Nas duas primeiras reuniões privadas feitas pelo Banco Central com economistas do mercado para a elaboração do próximo Relatório de Inflação (RI), o tom mais pessimista em relação ao rumo das contas públicas foi consensual e marcou a preocupação dos agentes com os efeitos que a maior incerteza fiscal deve ter sobre a inflação e a atividade econômica. O Valor conversou com participantes das duas reuniões, que relataram uma sensação de mais preocupação diante do aumento dos riscos fiscais.
No primeiro encontro, alguns economistas falaram sobre uma mudança no regime fiscal, enquanto outros classificaram a situação atual como uma deterioração fiscal muito grande. “Não houve exatamente um consenso no grupo”, disse um dos participantes. Segundo ele, alguns apontaram que ainda há uma regra do teto de gastos, enquanto outros disseram que o teto agora pode ser mudado sempre que houver restrição a algum gasto que se queira fazer.
De forma geral, a visão mais negativa em relação ao risco fiscal já se materializou nas perspectivas para a atividade econômica entre os participantes da primeira reunião. “Um ponto comum da fala de todos os que participaram esteve na piora da política fiscal, no sentido de trazer incerteza e gerar variação positiva do gasto público, depois de muito tempo sem aumentar a demanda agregada. Outro ponto é o risco fiscal pesando sobre a atividade, e algumas pessoas comentaram que a piora nas perspectivas de crescimento está associada às condições financeiras, algo que também se deve à piora fiscal”, afirmou um participante.

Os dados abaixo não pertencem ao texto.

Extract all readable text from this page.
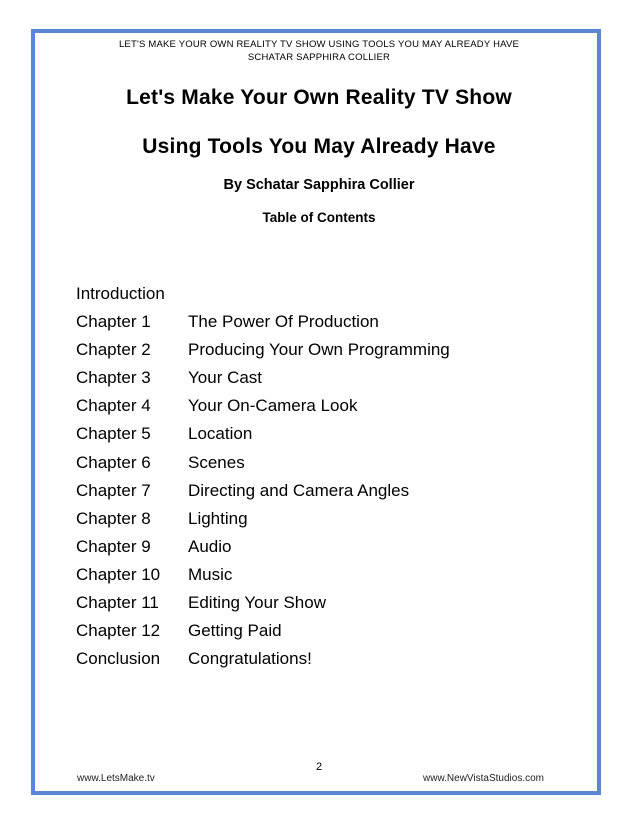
LET'S MAKE YOUR OWN REALITY TV SHOW USING TOOLS YOU MAY ALREADY HAVE
SCHATAR SAPPHIRA COLLIER
Let's Make Your Own Reality TV Show
Using Tools You May Already Have
By Schatar Sapphira Collier
Table of Contents
Introduction
Chapter 1 The Power Of Production
Chapter 2 Producing Your Own Programming
Chapter 3 Your Cast
Chapter 4 Your On-Camera Look
Chapter 5 Location
Chapter 6 Scenes
Chapter 7 Directing and Camera Angles
Chapter 8 Lighting
Chapter 9 Audio
Chapter 10 Music
Chapter 11 Editing Your Show
Chapter 12 Getting Paid
Conclusion Congratulations!
2
www.LetsMake.tv	www.NewVistaStudios.com
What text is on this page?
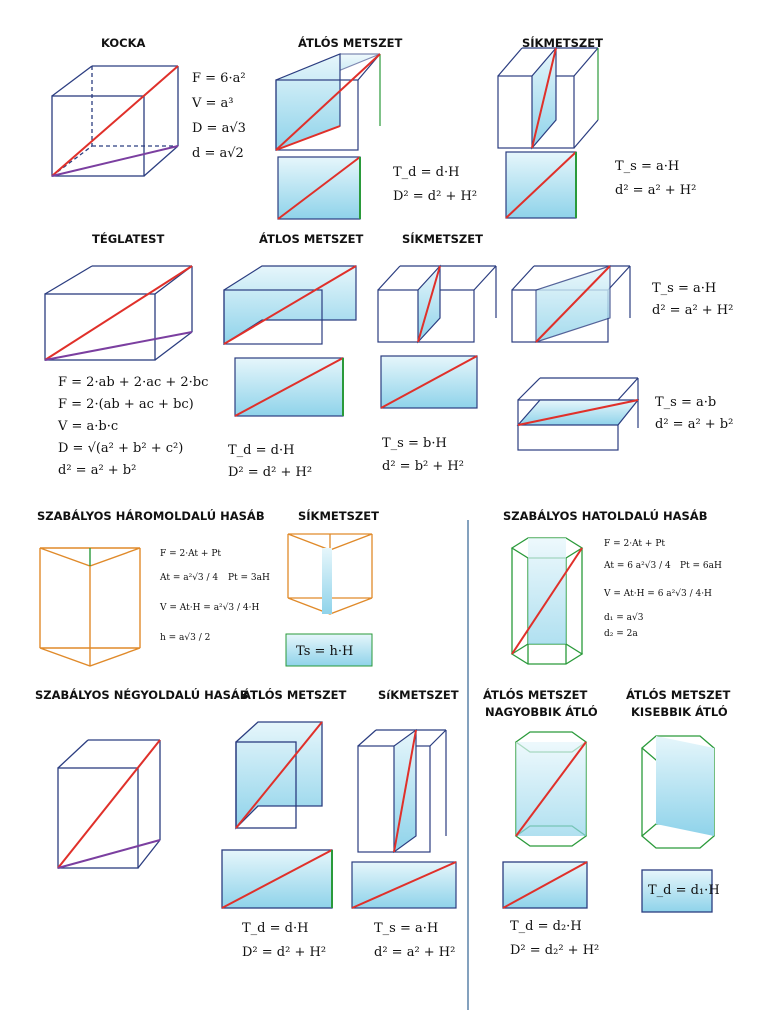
KOCKA	ÁTLÓS METSZET	SÍKMETSZET
TÉGLATEST	ÁTLOS METSZET	SÍKMETSZET
SZABÁLYOS HÁROMOLDALÚ HASÁB	SÍKMETSZET	SZABÁLYOS HATOLDALÚ HASÁB
SZABÁLYOS NÉGYOLDALÚ HASÁB
ÁTLÓS METSZET	SíKMETSZET ÁTLÓS METSZET
NAGYOBBIK ÁTLÓ
ÁTLÓS METSZET
KISEBBIK ÁTLÓ
F = 6·a²
V = a³
D = a√3
d = a√2
T_d = d·H
D² = d² + H²
T_s = a·H
d² = a² + H²
F = 2·ab + 2·ac + 2·bc
F = 2·(ab + ac + bc)
V = a·b·c
D = √(a² + b² + c²)
d² = a² + b²
T_d = d·H
D² = d² + H²
T_s = b·H
d² = b² + H²
T_s = a·H
d² = a² + H²
T_s = a·b
d² = a² + b²
F = 2·At + Pt
At = a²√3 / 4 Pt = 3aH
V = At·H = a²√3 / 4·H
h = a√3 / 2
Ts = h·H
F = 2·At + Pt
At = 6 a²√3 / 4 Pt = 6aH
V = At·H = 6 a²√3 / 4·H
d₁ = a√3
d₂ = 2a
T_d = d·H
D² = d² + H²
T_s = a·H
d² = a² + H²
T_d = d₂·H
D² = d₂² + H²
T_d = d₁·H
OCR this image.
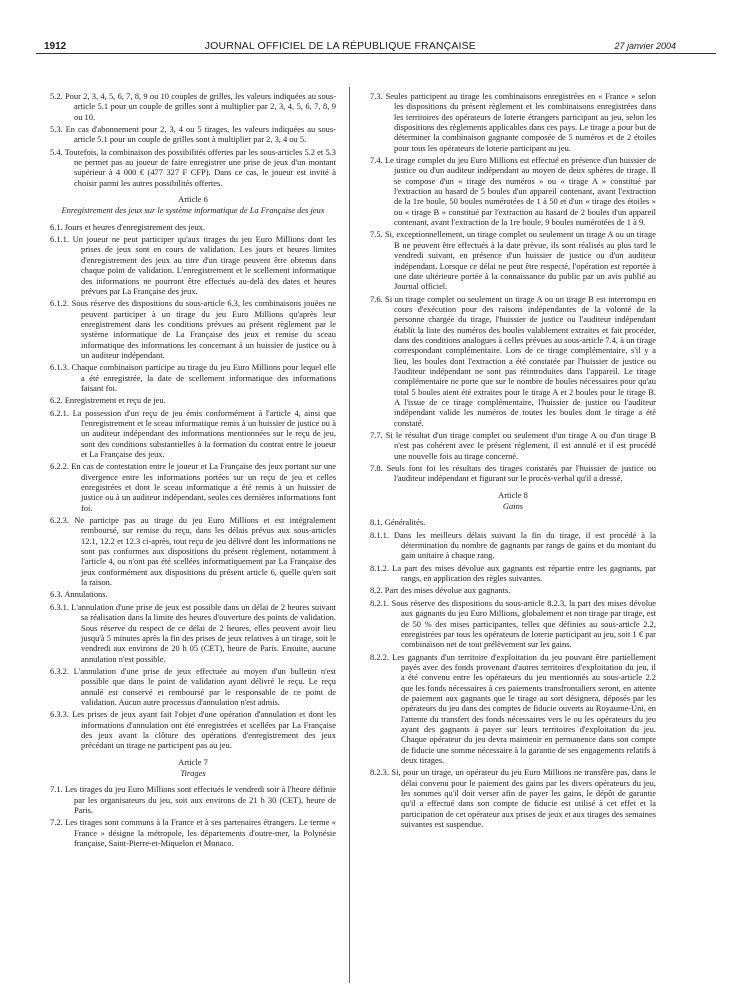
1912	JOURNAL OFFICIEL DE LA RÉPUBLIQUE FRANÇAISE	27 janvier 2004

5.2. Pour 2, 3, 4, 5, 6, 7, 8, 9 ou 10 couples de grilles, les valeurs indiquées au sous-article 5.1 pour un couple de grilles sont à multiplier par 2, 3, 4, 5, 6, 7, 8, 9 ou 10.

5.3. En cas d'abonnement pour 2, 3, 4 ou 5 tirages, les valeurs indiquées au sous-article 5.1 pour un couple de grilles sont à multiplier par 2, 3, 4 ou 5.

5.4. Toutefois, la combinaison des possibilités offertes par les sous-articles 5.2 et 5.3 ne permet pas au joueur de faire enregistrer une prise de jeux d'un montant supérieur à 4 000 € (477 327 F CFP). Dans ce cas, le joueur est invité à choisir parmi les autres possibilités offertes.

Article 6
Enregistrement des jeux sur le système informatique de La Française des jeux

6.1. Jours et heures d'enregistrement des jeux.

6.1.1. Un joueur ne peut participer qu'aux tirages du jeu Euro Millions dont les prises de jeux sont en cours de validation. Les jours et heures limites d'enregistrement des jeux au titre d'un tirage peuvent être obtenus dans chaque point de validation. L'enregistrement et le scellement informatique des informations ne pourront être effectués au-delà des dates et heures prévues par La Française des jeux.

6.1.2. Sous réserve des dispositions du sous-article 6.3, les combinaisons jouées ne peuvent participer à un tirage du jeu Euro Millions qu'après leur enregistrement dans les conditions prévues au présent règlement par le système informatique de La Française des jeux et remise du sceau informatique des informations les concernant à un huissier de justice ou à un auditeur indépendant.

6.1.3. Chaque combinaison participe au tirage du jeu Euro Millions pour lequel elle a été enregistrée, la date de scellement informatique des informations faisant foi.

6.2. Enregistrement et reçu de jeu.

6.2.1. La possession d'un reçu de jeu émis conformément à l'article 4, ainsi que l'enregistrement et le sceau informatique remis à un huissier de justice ou à un auditeur indépendant des informations mentionnées sur le reçu de jeu, sont des conditions substantielles à la formation du contrat entre le joueur et La Française des jeux.

6.2.2. En cas de contestation entre le joueur et La Française des jeux portant sur une divergence entre les informations portées sur un reçu de jeu et celles enregistrées et dont le sceau informatique a été remis à un huissier de justice ou à un auditeur indépendant, seules ces dernières informations font foi.

6.2.3. Ne participe pas au tirage du jeu Euro Millions et est intégralement remboursé, sur remise du reçu, dans les délais prévus aux sous-articles 12.1, 12.2 et 12.3 ci-après, tout reçu de jeu délivré dont les informations ne sont pas conformes aux dispositions du présent règlement, notamment à l'article 4, ou n'ont pas été scellées informatiquement par La Française des jeux conformément aux dispositions du présent article 6, quelle qu'en soit la raison.

6.3. Annulations.

6.3.1. L'annulation d'une prise de jeux est possible dans un délai de 2 heures suivant sa réalisation dans la limite des heures d'ouverture des points de validation. Sous réserve du respect de ce délai de 2 heures, elles peuvent avoir lieu jusqu'à 5 minutes après la fin des prises de jeux relatives à un tirage, soit le vendredi aux environs de 20 h 05 (CET), heure de Paris. Ensuite, aucune annulation n'est possible.

6.3.2. L'annulation d'une prise de jeux effectuée au moyen d'un bulletin n'est possible que dans le point de validation ayant délivré le reçu. Le reçu annulé est conservé et remboursé par le responsable de ce point de validation. Aucun autre processus d'annulation n'est admis.

6.3.3. Les prises de jeux ayant fait l'objet d'une opération d'annulation et dont les informations d'annulation ont été enregistrées et scellées par La Française des jeux avant la clôture des opérations d'enregistrement des jeux précédant un tirage ne participent pas au jeu.

Article 7
Tirages

7.1. Les tirages du jeu Euro Millions sont effectués le vendredi soir à l'heure définie par les organisateurs du jeu, soit aux environs de 21 h 30 (CET), heure de Paris.

7.2. Les tirages sont communs à la France et à ses partenaires étrangers. Le terme « France » désigne la métropole, les départements d'outre-mer, la Polynésie française, Saint-Pierre-et-Miquelon et Monaco.

7.3. Seules participent au tirage les combinaisons enregistrées en « France » selon les dispositions du présent règlement et les combinaisons enregistrées dans les territoires des opérateurs de loterie étrangers participant au jeu, selon les dispositions des règlements applicables dans ces pays. Le tirage a pour but de déterminer la combinaison gagnante composée de 5 numéros et de 2 étoiles pour tous les opérateurs de loterie participant au jeu.

7.4. Le tirage complet du jeu Euro Millions est effectué en présence d'un huissier de justice ou d'un auditeur indépendant au moyen de deux sphères de tirage. Il se compose d'un « tirage des numéros » ou « tirage A » constitué par l'extraction au hasard de 5 boules d'un appareil contenant, avant l'extraction de la 1re boule, 50 boules numérotées de 1 à 50 et d'un « tirage des étoiles » ou « tirage B » constitué par l'extraction au hasard de 2 boules d'un appareil contenant, avant l'extraction de la 1re boule, 9 boules numérotées de 1 à 9.

7.5. Si, exceptionnellement, un tirage complet ou seulement un tirage A ou un tirage B ne peuvent être effectués à la date prévue, ils sont réalisés au plus tard le vendredi suivant, en présence d'un huissier de justice ou d'un auditeur indépendant. Lorsque ce délai ne peut être respecté, l'opération est reportée à une date ultérieure portée à la connaissance du public par un avis publié au Journal officiel.

7.6. Si un tirage complet ou seulement un tirage A ou un tirage B est interrompu en cours d'exécution pour des raisons indépendantes de la volonté de la personne chargée du tirage, l'huissier de justice ou l'auditeur indépendant établit la liste des numéros des boules valablement extraites et fait procéder, dans des conditions analogues à celles prévues au sous-article 7.4, à un tirage correspondant complémentaire. Lors de ce tirage complémentaire, s'il y a lieu, les boules dont l'extraction a été constatée par l'huissier de justice ou l'auditeur indépendant ne sont pas réintroduites dans l'appareil. Le tirage complémentaire ne porte que sur le nombre de boules nécessaires pour qu'au total 5 boules aient été extraites pour le tirage A et 2 boules pour le tirage B. A l'issue de ce tirage complémentaire, l'huissier de justice ou l'auditeur indépendant valide les numéros de toutes les boules dont le tirage a été constaté.

7.7. Si le résultat d'un tirage complet ou seulement d'un tirage A ou d'un tirage B n'est pas cohérent avec le présent règlement, il est annulé et il est procédé une nouvelle fois au tirage concerné.

7.8. Seuls font foi les résultats des tirages constatés par l'huissier de justice ou l'auditeur indépendant et figurant sur le procès-verbal qu'il a dressé.

Article 8
Gains

8.1. Généralités.

8.1.1. Dans les meilleurs délais suivant la fin du tirage, il est procédé à la détermination du nombre de gagnants par rangs de gains et du montant du gain unitaire à chaque rang.

8.1.2. La part des mises dévolue aux gagnants est répartie entre les gagnants, par rangs, en application des règles suivantes.

8.2. Part des mises dévolue aux gagnants.

8.2.1. Sous réserve des dispositions du sous-article 8.2.3, la part des mises dévolue aux gagnants du jeu Euro Millions, globalement et non tirage par tirage, est de 50 % des mises participantes, telles que définies au sous-article 2.2, enregistrées par tous les opérateurs de loterie participant au jeu, soit 1 € par combinaison net de tout prélèvement sur les gains.

8.2.2. Les gagnants d'un territoire d'exploitation du jeu pouvant être partiellement payés avec des fonds provenant d'autres territoires d'exploitation du jeu, il a été convenu entre les opérateurs du jeu mentionnés au sous-article 2.2 que les fonds nécessaires à ces paiements transfrontaliers seront, en attente de paiement aux gagnants que le tirage au sort désignera, déposés par les opérateurs du jeu dans des comptes de fiducie ouverts au Royaume-Uni, en l'attente du transfert des fonds nécessaires vers le ou les opérateurs du jeu ayant des gagnants à payer sur leurs territoires d'exploitation du jeu. Chaque opérateur du jeu devra maintenir en permanence dans son compte de fiducie une somme nécessaire à la garantie de ses engagements relatifs à deux tirages.

8.2.3. Si, pour un tirage, un opérateur du jeu Euro Millions ne transfère pas, dans le délai convenu pour le paiement des gains par les divers opérateurs du jeu, les sommes qu'il doit verser afin de payer les gains, le dépôt de garantie qu'il a effectué dans son compte de fiducie est utilisé à cet effet et la participation de cet opérateur aux prises de jeux et aux tirages des semaines suivantes est suspendue.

Ainda na primeira reunião, houve alguma divergência entre os presentes sobre uma possível contração da atividade no próximo ano. As projeções para o PIB de 2022 da maioria dos participantes ficaram entre um recuo de 0,5% e crescimento de 0,5%, com alguns apontando uma expansão em torno de 1%. Alguns economistas esperam que o PIB de 2022 receba apoio da agropecuária e da normalização do setor de serviços, o que ajudaria a prevenir uma recessão.

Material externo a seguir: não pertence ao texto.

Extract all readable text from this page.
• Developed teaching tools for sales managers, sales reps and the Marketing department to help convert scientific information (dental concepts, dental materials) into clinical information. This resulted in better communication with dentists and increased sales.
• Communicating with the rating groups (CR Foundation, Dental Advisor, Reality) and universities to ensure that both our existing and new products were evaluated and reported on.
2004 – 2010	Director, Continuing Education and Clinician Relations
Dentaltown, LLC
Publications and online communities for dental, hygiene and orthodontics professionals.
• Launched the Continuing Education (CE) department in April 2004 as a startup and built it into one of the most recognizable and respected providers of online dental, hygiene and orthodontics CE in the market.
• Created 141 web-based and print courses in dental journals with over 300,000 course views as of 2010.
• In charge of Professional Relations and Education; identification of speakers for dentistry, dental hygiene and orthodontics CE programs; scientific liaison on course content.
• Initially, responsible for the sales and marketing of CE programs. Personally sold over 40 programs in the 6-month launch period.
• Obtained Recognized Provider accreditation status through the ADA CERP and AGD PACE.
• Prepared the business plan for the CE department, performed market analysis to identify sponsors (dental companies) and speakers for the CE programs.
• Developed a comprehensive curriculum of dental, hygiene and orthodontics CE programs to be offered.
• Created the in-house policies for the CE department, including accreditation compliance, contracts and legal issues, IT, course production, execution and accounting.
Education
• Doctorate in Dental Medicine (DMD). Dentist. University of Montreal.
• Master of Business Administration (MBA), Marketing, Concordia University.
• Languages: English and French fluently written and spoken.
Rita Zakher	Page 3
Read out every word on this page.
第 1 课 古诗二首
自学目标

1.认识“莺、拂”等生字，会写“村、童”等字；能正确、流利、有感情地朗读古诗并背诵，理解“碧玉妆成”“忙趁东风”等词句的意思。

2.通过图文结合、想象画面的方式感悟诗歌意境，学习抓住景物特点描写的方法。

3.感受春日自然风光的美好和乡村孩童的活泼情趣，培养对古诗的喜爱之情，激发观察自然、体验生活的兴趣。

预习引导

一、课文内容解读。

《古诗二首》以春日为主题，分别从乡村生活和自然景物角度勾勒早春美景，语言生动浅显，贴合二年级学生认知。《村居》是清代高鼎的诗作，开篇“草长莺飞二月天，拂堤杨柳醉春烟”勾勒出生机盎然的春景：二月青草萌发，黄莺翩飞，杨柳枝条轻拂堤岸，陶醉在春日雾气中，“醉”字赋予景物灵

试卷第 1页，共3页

Já na segunda reunião do dia, não houve expectativa de recuo do PIB de 2022 entre os economistas que expuseram seus cenários. As visões para o crescimento de 2022 ficaram entre zero e 1%. Vários participantes estimaram projeções em torno de 0,6% devido ao carrego estatístico, enquanto alguns mais construtivos citaram um crescimento em torno de 1% diante do impulso a se materializar no setor de serviços e de algum apoio da agropecuária.
No segundo encontro do dia entre os economistas de mercado e o BC, a discussão inflacionária foi o principal tópico para alguns agentes que conversaram com o Valor após a reunião. De acordo com alguns presentes, seria possível dividir o grupo de economistas da segunda reunião entre os pessimistas e os menos pessimistas em relação às perspectivas para a inflação.

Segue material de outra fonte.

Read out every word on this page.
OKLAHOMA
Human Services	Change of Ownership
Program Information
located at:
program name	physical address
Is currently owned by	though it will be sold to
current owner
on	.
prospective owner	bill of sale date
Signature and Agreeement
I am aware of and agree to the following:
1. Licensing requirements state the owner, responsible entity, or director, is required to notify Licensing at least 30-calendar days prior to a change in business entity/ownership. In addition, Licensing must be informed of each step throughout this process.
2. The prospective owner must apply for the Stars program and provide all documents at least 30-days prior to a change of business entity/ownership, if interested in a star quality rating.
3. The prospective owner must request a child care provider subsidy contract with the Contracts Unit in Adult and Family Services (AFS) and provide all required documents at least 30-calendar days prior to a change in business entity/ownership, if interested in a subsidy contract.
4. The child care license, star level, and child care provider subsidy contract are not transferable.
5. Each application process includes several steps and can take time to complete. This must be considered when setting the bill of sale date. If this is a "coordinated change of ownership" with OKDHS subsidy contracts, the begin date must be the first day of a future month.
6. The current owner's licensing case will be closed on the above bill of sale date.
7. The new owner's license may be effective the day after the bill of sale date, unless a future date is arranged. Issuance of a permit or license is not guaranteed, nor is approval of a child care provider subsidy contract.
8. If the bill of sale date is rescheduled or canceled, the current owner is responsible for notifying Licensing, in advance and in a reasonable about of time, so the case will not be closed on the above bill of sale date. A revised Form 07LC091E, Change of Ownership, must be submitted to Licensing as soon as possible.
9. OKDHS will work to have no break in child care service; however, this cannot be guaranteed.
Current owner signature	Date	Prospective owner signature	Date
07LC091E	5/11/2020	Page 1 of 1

“Alguns participantes veem possibilidade razoável de desinflação, mas que em grande parte é justificada pela abertura do hiato [do produto – medida da ociosidade da economia] e pelos gargalos nas cadeias produtivas sendo menos importantes”, disse um analista. Um número “não desprezível” de participantes da reunião acredita que deve haver desinflação, levando o IPCA pouco acima de 4% em 2022. Por outro lado, alguns revelaram projeções bem mais altas, entre 5,5% e 6%.
Em relação a 2023, um economista observou que houve uma discussão ampla em que foram ouvidos argumentos que apontavam que a inflação poderia desgarrar um pouco acima do centro da meta, enquanto outros indicaram riscos de o IPCA ficar abaixo da meta. “Mas o principal é a sensação de que o ano-calendário [de 2023] já está presente, de forma bastante evidente, na discussão entre os analistas”, afirmou o economista.
Já no primeiro encontro, vários participantes apontaram que seria melhor, do ponto de vista fiscal, estender o auxílio emergencial no lugar da PEC dos Precatórios, já que seria algo válido até 2022 e o próximo governo poderia definir o futuro do programa. Esses economistas também acreditam que faz sentido uma piora nos preços dos ativos, uma vez que não há parâmetros sobre o programa e mais incerteza exige prêmios de risco mais altos.